You are correct that backwards playing a BRR sample could be possible, but it would need much more hardware resources. I think the SDSP decodes 4 samples at a time, if backwards playing would have to be done, then an entiere block (16 samples) would have to be decoded at a time.
Not only that, but the start adress of the sample would have to be constantly compared to the entry in the sample table (since there is no bit for loop start block in the BRR encoding).
Finally the limitation of the SPC is not the absence of ping-pong looping (which can be easily emulated with a longer sample), but effectively the lack of memory for long, high quality samples.
You can thank god Nintendo finally decided to use 64kb of RAM. Supposedly, it was intended to have only 32 kb ! However I think 128kb would have been better. 64 kb for samples and 64kb for program + variables + echo buffer would have been a nice idea.
Anyways we're not redoing the SNES hardware
Actually it is circulated in old docs around that SPC only has 32K. Don't know where it came from, probably because there are 32K chips on the board. The memory map in the official docs is also introduces some confusion, it shows 512kbit total, but only shows up $0000-$7fff on the graph and does not explain what is in the $8000-$ffbf. Still, that's a minor confusion compared to what I've heard recently in a SNES hardware review, that the IPL takes 64K. That was fun.
Perhaps it was thought that IPL was mirrored into $8000-$FFFF when enabled, and disabling IPL was risky given homebrew programmers' lack of confidence at the time.
I take my conversions very carefully: I do sample chopping and quality reduction right off the bat. Without any actual note data (and practically the entire RAM for sample data), the SPC700 can take around 100,000 samples.
Another one that I think of is sample offset. That should be possible as long as you allocate a sample in the table for your offset data per channel.

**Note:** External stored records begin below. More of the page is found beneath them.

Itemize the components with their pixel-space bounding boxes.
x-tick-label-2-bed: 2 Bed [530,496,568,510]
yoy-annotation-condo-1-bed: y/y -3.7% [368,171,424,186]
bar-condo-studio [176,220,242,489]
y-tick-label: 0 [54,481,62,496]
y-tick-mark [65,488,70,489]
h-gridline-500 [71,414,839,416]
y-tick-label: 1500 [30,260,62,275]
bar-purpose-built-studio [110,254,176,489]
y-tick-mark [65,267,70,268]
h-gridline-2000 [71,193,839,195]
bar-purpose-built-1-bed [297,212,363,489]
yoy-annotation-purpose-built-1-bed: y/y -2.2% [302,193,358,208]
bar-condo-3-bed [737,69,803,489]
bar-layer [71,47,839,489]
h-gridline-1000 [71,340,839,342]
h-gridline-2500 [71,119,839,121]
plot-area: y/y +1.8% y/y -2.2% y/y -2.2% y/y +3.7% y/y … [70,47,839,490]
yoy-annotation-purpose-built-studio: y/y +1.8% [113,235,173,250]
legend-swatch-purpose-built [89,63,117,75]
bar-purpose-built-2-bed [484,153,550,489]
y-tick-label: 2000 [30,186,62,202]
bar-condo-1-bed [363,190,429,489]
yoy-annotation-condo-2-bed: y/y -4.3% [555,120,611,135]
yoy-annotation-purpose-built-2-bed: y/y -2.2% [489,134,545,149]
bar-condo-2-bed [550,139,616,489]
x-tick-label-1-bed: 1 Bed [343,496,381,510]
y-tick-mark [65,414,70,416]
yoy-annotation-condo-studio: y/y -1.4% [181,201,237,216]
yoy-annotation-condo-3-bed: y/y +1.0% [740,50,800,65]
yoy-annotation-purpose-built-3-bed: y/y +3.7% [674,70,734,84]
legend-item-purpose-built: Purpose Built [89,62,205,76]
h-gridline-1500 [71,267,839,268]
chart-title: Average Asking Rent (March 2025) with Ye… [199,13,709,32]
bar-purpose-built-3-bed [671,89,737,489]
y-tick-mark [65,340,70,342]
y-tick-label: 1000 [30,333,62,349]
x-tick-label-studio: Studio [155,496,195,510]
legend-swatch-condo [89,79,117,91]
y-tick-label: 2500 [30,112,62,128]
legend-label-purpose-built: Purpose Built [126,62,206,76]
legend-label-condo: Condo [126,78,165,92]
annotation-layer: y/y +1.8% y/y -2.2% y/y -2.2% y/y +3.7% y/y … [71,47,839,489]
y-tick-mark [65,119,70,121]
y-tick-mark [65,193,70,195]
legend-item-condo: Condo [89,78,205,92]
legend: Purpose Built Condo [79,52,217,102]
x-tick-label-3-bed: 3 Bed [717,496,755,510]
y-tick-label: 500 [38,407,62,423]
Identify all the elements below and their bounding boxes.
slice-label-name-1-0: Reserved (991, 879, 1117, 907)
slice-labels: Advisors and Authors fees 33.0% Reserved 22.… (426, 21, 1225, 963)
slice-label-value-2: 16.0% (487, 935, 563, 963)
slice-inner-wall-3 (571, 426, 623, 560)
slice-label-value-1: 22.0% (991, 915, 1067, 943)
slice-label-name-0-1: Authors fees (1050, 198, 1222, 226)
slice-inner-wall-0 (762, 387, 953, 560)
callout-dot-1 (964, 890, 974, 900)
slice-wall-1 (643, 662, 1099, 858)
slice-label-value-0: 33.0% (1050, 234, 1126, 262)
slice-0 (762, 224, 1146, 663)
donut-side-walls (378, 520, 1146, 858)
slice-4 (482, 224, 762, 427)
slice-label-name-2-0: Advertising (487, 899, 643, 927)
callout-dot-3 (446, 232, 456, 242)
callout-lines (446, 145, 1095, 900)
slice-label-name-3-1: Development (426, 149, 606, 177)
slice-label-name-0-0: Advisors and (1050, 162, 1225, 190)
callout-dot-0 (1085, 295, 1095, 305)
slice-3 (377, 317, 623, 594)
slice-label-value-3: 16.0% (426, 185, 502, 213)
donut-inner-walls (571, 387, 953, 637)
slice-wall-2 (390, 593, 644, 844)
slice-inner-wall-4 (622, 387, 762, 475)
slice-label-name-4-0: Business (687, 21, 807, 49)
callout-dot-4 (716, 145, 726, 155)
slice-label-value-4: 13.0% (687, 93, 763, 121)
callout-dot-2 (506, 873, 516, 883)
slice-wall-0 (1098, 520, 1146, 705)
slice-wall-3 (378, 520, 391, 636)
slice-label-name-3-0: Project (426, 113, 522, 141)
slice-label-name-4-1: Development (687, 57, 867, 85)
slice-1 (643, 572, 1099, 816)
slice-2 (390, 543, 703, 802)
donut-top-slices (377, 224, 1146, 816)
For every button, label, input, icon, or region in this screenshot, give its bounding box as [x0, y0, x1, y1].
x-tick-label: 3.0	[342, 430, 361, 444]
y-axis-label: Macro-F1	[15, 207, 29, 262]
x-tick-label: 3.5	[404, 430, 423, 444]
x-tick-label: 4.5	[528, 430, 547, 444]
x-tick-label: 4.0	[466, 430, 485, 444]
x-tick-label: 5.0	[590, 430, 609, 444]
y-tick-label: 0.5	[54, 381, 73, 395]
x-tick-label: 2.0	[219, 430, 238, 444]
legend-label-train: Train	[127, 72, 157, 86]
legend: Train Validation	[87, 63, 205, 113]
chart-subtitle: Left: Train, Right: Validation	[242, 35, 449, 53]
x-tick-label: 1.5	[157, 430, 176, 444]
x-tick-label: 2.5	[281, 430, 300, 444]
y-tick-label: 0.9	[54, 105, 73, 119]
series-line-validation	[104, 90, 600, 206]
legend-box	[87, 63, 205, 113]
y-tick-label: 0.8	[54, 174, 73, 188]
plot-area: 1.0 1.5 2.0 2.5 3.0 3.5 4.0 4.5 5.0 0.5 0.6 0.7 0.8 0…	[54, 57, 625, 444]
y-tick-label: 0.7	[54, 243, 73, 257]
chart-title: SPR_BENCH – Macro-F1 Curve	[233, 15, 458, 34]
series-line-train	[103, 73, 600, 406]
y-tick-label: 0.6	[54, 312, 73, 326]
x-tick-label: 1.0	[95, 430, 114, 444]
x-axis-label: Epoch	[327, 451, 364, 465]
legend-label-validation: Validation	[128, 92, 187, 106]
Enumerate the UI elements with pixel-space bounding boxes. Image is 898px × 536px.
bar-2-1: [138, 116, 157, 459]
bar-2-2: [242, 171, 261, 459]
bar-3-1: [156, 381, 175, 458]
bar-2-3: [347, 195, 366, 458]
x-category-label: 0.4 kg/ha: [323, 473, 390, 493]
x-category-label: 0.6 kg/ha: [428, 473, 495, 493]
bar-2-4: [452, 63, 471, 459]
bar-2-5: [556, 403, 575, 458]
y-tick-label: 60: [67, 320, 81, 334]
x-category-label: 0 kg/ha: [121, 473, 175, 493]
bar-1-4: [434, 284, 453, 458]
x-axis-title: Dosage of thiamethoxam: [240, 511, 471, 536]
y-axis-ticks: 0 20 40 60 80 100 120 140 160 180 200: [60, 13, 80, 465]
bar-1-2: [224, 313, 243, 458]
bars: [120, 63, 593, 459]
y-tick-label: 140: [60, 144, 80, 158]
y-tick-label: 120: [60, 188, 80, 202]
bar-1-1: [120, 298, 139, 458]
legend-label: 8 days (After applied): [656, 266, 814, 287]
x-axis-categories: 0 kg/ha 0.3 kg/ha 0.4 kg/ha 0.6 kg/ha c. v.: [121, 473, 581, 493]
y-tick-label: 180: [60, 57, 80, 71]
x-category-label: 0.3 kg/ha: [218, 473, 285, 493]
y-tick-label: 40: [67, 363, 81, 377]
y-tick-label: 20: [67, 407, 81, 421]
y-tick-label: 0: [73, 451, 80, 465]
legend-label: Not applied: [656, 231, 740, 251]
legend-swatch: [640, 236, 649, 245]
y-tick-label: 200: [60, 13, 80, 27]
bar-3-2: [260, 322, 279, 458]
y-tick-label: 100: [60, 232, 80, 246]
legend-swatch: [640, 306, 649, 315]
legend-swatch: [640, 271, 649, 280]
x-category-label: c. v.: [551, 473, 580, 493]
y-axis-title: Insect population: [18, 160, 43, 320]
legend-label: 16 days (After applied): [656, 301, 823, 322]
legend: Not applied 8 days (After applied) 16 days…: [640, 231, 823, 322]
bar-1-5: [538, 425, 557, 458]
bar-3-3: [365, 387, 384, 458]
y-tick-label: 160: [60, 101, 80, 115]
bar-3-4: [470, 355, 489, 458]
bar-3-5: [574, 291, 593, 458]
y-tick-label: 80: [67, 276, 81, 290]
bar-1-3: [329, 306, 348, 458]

I also can't help but think of a possible psuedo-synth mode that would take a set of small samples and would have a dynamically altered loop point (this would use the timer quite well, although remember that your code must manually check for it). This only works properly for the smaller samples (I'd say 1-8 blocks), and the lower the pitch, the more possibility that you might accidentally skip a step (unless you use more blocks to offset this problem).